In the image with the child laying on the mattress with the butterflies all around her, I wanted the viewer to feel as if they were looking down into this ‘surreal’ moment of a child sleeping and getting a glimpse into her dream – which is to fly, as most children dream of doing.
I added the texture of the roots holding the mattress down as the symbolism that we must let go of things or people that hold us back, break free of negativity in any form, in order to be able to let our dreams take flight.
In the session with the girl sitting in the chair, I wanted to capture the innocence and childlike features that are starting to mix with the young woman attributes that my daughter is becoming.
Time is so fleeting, I look at her sometimes and I can literally see the woman that she is becoming. Other times I am easily reminded of her young age when she needs tucked in at night or the look in her eyes when someone hurts her feelings.
The last image I am showing is a simple black and white that I added textures and overlays to give a “Wet Plate” effect.
Wet plate photography dates back to the 1800’s when photographers had to insert a new glass plate each time to take an image, then as soon as it was taken they would have to place it immediately into their darkroom tent while still ‘wet’, which would oftentimes create this ‘condensation’ effect around the edges of the photograph.
I hope this gives a bit of an insight into what I do at my child fine art sessions.
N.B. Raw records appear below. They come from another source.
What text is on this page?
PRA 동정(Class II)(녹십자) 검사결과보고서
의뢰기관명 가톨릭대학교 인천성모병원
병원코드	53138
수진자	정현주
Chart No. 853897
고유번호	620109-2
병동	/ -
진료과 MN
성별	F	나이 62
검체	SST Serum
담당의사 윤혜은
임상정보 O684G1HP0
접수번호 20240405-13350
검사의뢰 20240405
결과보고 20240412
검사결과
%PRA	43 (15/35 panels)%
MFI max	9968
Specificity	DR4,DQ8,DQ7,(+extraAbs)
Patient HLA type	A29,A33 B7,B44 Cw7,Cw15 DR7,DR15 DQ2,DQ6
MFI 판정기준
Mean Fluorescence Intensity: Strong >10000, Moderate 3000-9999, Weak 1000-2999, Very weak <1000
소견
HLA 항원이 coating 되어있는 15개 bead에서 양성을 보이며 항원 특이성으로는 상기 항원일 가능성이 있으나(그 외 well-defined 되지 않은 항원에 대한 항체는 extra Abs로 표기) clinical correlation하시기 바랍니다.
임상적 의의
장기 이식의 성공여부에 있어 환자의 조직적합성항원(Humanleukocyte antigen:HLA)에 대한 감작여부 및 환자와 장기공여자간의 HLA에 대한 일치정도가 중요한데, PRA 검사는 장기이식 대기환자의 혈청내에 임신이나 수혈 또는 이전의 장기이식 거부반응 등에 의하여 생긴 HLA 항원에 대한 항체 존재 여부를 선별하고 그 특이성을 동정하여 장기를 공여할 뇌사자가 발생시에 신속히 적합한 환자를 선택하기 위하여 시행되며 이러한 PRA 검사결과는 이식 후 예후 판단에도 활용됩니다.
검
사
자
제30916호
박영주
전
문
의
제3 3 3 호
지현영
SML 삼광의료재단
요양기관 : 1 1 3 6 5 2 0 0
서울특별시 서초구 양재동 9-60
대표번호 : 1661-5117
Each photo is very different, and unique to my vision or the clients. They are carefully crafted and thought-out before I ever pick up the camera; from the inspiration, clothes, and even the post-processing, I know what I want the end result to look like.”
Tara’s Photography Tip:
When I first started doing fine art photography with my daughter it was a struggle – she would get bored posing, and didn’t understand why we were doing these weird things, etc.
But once I started to explain the end results of the image and that if she sat ‘this certain way’ I can then turn her into a mermaid (for instance) with my ‘magical program’, everything changed.
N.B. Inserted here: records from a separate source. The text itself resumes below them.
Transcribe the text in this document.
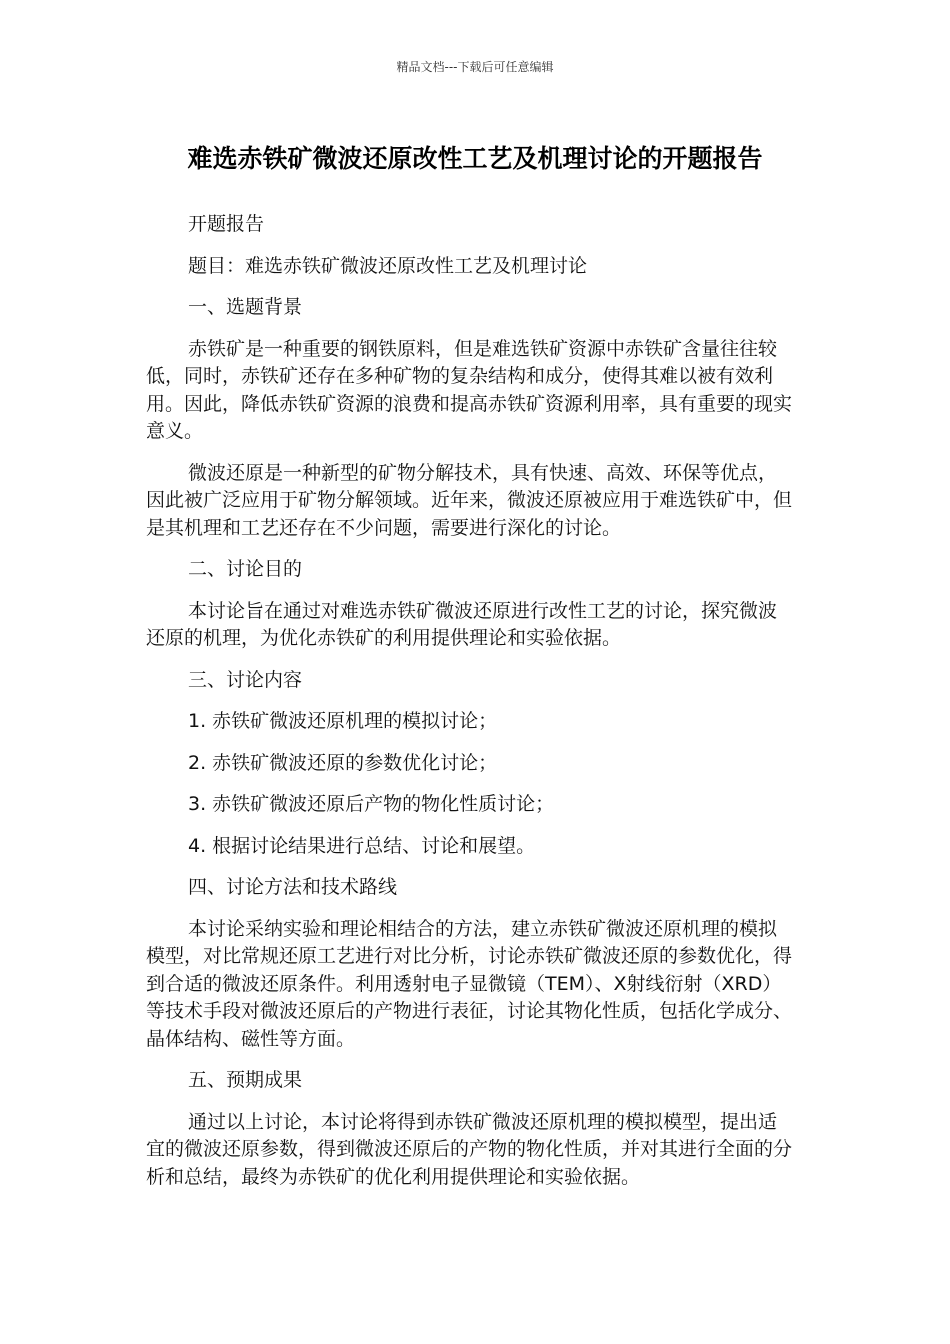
精品文档---下载后可任意编辑
难选赤铁矿微波还原改性工艺及机理讨论的开题报告

开题报告

题目：难选赤铁矿微波还原改性工艺及机理讨论

一、选题背景

赤铁矿是一种重要的钢铁原料，但是难选铁矿资源中赤铁矿含量往往较低，同时，赤铁矿还存在多种矿物的复杂结构和成分，使得其难以被有效利用。因此，降低赤铁矿资源的浪费和提高赤铁矿资源利用率，具有重要的现实意义。

微波还原是一种新型的矿物分解技术，具有快速、高效、环保等优点，因此被广泛应用于矿物分解领域。近年来，微波还原被应用于难选铁矿中，但是其机理和工艺还存在不少问题，需要进行深化的讨论。

二、讨论目的

本讨论旨在通过对难选赤铁矿微波还原进行改性工艺的讨论，探究微波还原的机理，为优化赤铁矿的利用提供理论和实验依据。

三、讨论内容

1. 赤铁矿微波还原机理的模拟讨论；

2. 赤铁矿微波还原的参数优化讨论；

3. 赤铁矿微波还原后产物的物化性质讨论；

4. 根据讨论结果进行总结、讨论和展望。

四、讨论方法和技术路线

本讨论采纳实验和理论相结合的方法，建立赤铁矿微波还原机理的模拟模型，对比常规还原工艺进行对比分析，讨论赤铁矿微波还原的参数优化，得到合适的微波还原条件。利用透射电子显微镜（TEM）、X射线衍射（XRD）等技术手段对微波还原后的产物进行表征，讨论其物化性质，包括化学成分、晶体结构、磁性等方面。

五、预期成果

通过以上讨论，本讨论将得到赤铁矿微波还原机理的模拟模型，提出适宜的微波还原参数，得到微波还原后的产物的物化性质，并对其进行全面的分析和总结，最终为赤铁矿的优化利用提供理论和实验依据。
Now she begs me to do photo shoots with her and often times she comes up with some brilliant ideas for shoot on her own.
It all comes down to the fact that when working with children for fine art shoots, you have to make it fun! If you can do that, more often than not, they’re more than happy to cooperate for the duration of the shoot.
So I make sure to tell my daughter or my client that is posing for me the story that I want to tell with the shoot and how fun and magical it will look when it’s done.
A tip on editing: In my post-production I use Photoshop CS6 and in almost every fine art image that I create I add some kind of textured overlay.
Where do I find these textures?
I find my textures everywhere. Everywhere I go I am constantly looking at sidewalks, sides of buildings, the wood on floors, everything around me, and then I will take a day and go out and shoot these textures that I have scouted.
If you cannot find any textures or do not have a way to go out and shoot, you can find some amazing free ones online to play around with and get a feel for what they can do.
Also, remember when adding textures that there are many different types of layers you can make it.
I commonly use “Multiply, Soft Light, or Overlay” and then I play with the opacities and add sometimes up to 8 or so different textures! It all depends on the look you are going for in the image.
If you want to take your fine art image to the next level, I highly suggest you just start playing around with different textures at different opacities and layer modes.
And don’t be afraid to add more than one either – layer them up and get creative! On the image with the butterflies for example I believe I used somewhere around 15 textures!
I challenge you to add just one to your next image and see how different it can make the whole composition and feel of your photograph.
Tara used a Canon T4i with a Canon 50mm 1.8 lens to capture these images.